Abstract

Despite these intuitive concerns about nipple-sparing mastectomy (NSM) for breast cancer, several groups have explored this approach for smaller peripheral breast cancers situated more than 2 cm from the nipple-areola complex. Enthusiasm for these approaches has been spurred on by reports of the oncological safety of SSM. Pioneering work in this field has been carried out at the European Institute of Oncology in Milan. Between 2002 and 2007, 1060 patients underwent NSM for invasive ductal carcinoma (75%) or ductal carcinoma in situ (DCIS) (25%) lying at least 2 cm away from the nipple-areola complex.
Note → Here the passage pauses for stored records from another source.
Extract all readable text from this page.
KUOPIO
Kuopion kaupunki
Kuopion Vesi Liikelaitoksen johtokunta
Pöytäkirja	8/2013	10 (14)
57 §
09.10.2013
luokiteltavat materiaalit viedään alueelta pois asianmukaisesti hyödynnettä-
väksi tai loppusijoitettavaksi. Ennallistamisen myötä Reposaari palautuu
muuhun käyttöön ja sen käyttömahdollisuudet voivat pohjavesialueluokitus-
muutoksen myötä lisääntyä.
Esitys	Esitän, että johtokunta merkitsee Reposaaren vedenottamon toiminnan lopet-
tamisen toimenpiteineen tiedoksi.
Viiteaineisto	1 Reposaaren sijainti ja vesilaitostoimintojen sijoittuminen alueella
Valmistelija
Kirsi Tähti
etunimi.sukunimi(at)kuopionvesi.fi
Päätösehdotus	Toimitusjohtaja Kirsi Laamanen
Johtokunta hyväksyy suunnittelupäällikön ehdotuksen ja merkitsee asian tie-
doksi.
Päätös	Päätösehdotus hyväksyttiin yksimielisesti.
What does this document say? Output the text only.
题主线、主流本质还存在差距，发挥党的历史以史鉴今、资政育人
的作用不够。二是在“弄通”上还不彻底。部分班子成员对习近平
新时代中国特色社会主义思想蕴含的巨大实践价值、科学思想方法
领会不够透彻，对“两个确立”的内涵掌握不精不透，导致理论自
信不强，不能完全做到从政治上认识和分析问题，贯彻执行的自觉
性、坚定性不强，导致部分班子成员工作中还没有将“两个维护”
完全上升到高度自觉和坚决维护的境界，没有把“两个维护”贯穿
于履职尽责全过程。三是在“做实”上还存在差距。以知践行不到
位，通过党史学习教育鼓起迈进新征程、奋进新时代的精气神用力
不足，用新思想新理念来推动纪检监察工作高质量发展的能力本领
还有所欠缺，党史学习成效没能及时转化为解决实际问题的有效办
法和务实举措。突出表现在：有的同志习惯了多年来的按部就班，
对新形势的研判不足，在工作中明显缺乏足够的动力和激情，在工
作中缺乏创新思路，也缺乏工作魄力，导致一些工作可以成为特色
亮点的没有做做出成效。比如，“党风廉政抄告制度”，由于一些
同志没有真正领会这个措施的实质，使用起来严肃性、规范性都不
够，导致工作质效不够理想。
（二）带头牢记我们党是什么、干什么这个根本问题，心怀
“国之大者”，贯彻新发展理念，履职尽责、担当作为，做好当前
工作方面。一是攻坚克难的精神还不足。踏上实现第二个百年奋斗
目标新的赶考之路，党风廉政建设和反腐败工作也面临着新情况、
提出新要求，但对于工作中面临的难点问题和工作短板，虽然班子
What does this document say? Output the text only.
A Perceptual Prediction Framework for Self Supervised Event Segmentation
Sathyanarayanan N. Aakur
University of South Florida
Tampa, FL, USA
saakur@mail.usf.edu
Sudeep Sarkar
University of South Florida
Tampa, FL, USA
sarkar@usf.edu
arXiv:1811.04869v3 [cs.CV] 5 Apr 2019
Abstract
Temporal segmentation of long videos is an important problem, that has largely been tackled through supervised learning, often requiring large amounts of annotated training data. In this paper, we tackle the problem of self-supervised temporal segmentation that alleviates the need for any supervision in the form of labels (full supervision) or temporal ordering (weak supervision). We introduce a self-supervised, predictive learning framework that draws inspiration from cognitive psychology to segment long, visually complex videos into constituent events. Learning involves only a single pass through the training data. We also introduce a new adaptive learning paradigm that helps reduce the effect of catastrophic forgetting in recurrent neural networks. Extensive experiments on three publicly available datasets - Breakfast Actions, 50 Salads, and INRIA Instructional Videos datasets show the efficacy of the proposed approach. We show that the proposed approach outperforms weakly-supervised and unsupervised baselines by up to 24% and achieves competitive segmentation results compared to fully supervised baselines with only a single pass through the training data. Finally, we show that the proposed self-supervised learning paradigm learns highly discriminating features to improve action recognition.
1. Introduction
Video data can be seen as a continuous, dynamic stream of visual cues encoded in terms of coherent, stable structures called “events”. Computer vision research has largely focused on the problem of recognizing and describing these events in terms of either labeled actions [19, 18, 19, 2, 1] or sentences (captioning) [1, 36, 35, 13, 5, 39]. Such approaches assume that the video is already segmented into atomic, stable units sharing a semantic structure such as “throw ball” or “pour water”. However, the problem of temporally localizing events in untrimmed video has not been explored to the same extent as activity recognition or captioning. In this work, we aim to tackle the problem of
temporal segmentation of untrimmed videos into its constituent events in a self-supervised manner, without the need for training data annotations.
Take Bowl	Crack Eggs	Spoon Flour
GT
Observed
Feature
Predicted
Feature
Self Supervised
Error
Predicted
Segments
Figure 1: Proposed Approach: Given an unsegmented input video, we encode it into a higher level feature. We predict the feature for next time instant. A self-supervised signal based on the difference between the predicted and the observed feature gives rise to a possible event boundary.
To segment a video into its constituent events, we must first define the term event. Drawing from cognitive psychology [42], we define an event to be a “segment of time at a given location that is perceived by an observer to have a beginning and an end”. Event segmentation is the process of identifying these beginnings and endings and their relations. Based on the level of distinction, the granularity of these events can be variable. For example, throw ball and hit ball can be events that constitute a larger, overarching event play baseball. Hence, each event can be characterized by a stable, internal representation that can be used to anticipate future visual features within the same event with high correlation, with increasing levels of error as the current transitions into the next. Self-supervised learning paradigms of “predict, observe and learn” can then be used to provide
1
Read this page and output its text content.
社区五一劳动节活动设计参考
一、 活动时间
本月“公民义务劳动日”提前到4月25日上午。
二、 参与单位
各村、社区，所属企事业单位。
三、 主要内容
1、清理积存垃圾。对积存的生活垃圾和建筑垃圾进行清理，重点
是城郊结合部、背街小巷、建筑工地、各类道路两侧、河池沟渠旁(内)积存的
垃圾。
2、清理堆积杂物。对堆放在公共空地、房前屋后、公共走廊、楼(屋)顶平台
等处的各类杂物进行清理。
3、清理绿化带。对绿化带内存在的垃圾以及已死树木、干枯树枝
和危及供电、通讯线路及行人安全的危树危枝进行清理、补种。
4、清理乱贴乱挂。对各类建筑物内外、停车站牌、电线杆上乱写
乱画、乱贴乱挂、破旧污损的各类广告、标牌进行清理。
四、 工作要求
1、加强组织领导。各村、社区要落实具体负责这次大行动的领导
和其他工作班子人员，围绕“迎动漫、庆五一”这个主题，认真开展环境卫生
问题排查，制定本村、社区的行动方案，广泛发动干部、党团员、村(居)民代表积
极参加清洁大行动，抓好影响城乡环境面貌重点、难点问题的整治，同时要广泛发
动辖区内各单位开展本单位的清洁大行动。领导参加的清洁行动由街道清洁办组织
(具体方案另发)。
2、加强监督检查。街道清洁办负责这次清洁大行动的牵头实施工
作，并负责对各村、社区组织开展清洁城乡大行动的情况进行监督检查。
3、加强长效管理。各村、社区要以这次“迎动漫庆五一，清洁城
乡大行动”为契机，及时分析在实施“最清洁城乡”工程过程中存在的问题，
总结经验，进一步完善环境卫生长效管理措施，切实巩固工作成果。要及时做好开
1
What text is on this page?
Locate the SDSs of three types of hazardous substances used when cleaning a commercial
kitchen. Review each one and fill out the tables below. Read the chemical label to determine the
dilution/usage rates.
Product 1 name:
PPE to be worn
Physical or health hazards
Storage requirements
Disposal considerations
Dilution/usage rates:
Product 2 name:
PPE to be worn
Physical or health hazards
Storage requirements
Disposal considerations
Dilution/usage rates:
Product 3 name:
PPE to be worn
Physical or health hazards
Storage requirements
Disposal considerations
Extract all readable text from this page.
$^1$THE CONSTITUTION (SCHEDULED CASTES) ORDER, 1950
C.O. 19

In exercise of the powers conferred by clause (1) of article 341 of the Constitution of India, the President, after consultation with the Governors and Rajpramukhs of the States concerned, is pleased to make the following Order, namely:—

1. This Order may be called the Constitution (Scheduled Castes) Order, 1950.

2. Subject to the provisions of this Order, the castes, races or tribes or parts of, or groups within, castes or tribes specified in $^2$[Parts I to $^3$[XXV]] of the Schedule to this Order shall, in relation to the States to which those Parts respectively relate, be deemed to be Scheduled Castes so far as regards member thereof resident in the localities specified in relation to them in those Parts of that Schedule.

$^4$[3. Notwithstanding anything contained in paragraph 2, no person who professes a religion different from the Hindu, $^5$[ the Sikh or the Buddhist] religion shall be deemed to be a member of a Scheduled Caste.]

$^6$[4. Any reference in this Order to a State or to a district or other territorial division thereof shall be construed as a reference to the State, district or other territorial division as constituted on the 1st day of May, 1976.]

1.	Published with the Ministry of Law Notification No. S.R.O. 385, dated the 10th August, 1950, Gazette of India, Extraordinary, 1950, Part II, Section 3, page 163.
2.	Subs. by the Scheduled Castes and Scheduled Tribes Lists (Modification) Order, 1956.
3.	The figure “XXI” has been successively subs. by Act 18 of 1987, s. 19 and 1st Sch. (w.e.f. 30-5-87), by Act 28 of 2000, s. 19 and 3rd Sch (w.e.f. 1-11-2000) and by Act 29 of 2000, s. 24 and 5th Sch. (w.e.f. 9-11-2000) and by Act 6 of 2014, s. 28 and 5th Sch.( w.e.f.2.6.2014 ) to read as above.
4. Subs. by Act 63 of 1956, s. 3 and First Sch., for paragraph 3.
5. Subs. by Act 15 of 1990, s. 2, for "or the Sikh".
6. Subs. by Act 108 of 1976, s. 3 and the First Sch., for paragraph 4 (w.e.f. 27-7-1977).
Frozen section examination was performed and 8% of patients had positive margins deep to the nipple-areola complex. Eighty percent of patients received intraoperative radiotherapy (IORT) in which the nipple-areola complex was irradiated intraoperatively with a single dose of 21 Gy. There was a finite rate of partial (5.5%) and total (3.5%) nipple necrosis. Interim analysis at 20-month follow-up revealed a very low rate of local recurrence (1.4%) and none of the cases of local relapse involved the nipple-areola complex (43). The very low rates of local recurrence with IORT prompts the question of whether acceptable rates of local recurrence for NSM could be achieved without the use of radiotherapy. The Milan group are currently reviewing their IORT strategy as local recurrence remains at only 1.4% at three-year follow-up (44). In the meantime, other groups have undertaken NSM without irradiation of the nipple-areola complex.